In an interview last week, Culver City Mayor David Hauptman said the message he got told him little about the city‘s Police Department. ”If [Callis] hadn’t used drugs, this sort of thing wouldn‘t have happened,“ Hauptman said. ”It’s as if somebody were blind drunk and ran into a pole. You shouldn‘t be drunk anyway.“

Asked if he was not concerned that the jury found that Callis had been subjected to excessive force by Culver City officers, Hauptman said of his cops, ”They’re not evil people going out there and trying to beat people up.“

Similarly, City Attorney Carol Schwab said through a spokesperson that she found the verdict ”completely unclear“ and ”completely inconsistent.“ Last week, the City Council voted to pursue an appeal.

The official reaction matches Culver City‘s past record of ignoring criticism of its Police Department.
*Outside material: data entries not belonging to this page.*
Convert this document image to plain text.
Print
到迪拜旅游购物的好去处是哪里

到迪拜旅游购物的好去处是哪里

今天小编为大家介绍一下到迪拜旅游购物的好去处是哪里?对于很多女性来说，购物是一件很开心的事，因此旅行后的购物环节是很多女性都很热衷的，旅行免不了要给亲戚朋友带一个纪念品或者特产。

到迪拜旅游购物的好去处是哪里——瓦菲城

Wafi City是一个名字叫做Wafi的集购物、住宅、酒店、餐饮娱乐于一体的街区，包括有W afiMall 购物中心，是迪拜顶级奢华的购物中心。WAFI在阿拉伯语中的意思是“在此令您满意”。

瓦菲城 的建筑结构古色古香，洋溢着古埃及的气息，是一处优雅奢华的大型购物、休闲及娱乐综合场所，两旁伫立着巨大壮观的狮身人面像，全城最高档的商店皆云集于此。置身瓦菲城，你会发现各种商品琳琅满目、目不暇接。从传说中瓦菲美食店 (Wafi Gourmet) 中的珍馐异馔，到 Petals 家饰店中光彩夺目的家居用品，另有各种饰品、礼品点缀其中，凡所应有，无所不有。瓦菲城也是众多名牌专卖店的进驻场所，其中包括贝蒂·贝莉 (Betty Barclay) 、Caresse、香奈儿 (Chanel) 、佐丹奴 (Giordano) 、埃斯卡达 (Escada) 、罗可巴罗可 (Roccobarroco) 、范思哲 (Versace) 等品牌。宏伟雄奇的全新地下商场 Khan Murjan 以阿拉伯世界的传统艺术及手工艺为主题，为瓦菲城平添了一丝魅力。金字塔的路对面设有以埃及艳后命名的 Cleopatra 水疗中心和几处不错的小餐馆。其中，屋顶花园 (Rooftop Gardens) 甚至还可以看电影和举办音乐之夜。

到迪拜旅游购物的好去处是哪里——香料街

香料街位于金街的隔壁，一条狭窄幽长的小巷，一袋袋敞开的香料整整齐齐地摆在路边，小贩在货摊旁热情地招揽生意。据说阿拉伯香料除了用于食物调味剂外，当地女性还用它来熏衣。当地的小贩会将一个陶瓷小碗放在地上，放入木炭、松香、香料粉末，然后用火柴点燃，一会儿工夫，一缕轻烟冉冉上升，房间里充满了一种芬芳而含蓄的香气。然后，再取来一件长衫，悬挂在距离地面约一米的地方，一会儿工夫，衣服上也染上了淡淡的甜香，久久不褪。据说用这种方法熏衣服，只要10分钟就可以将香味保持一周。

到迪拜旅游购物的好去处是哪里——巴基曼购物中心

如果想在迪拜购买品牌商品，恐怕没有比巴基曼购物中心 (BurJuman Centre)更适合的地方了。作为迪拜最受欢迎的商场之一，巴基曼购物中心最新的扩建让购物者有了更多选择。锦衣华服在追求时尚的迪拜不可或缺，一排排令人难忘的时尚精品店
Chief Cooke and his officers were the subject of stormy public hearings in 1998 after the Weekly published stories detailing allegations of widespread racial profiling and police misconduct, including the melee leading to Callis’ death, but Cooke successfully rebuffed calls for reform.

Instead, Cooke dispatched teams of officers to make door-to-door outreach visits to each of the city‘s 40,000 residents. ”We want to know how we are doing and what we can do to make things better,“ Cooke said at the time.

Cooke’s department has been less solicitous when it comes to handling citizen complaints, according to evidence presented at the Callis trial. As Culver City Captain Don Ruetz described it, ”Normally a sergeant would talk to a citizen and try to explain the reason why we stop people and try to put a good spin on it. And if it didn‘t really sound like it was just an attitude problem, it wasn’t really an act of misconduct, then they would just more or less appease the citizen and we wouldn‘t take a formal complaint . . . We do that all the time.“

Ruetz, head of the department’s Operations Bureau, made those comments during a civil-service hearing that was entered into evidence at the Callis trial. During the same hearing, Ruetz also explained Chief Cooke‘s policy of encouraging ”overinflated“ commendations while discouraging official complaints. ”Our chief likes to have a lot of commendations to offset personnel complaints or anything negative that would happen on an officer’s performance. So that if a lawsuit did come in, then the scale would kind of be in favor of the commendations and all the good work the officer did as opposed to the negative things that happened during an officer‘s career.“

Another key to the case was testimony at trial by Lieutenant Greg Smith, who said he proposed a change in policy after another man hog-tied by Culver City officers died in 1994. Smith said he suggested to Cooke that in the future, any hog-tied suspects be taken by ambulance instead of by police officers, but his suggestion was ignored.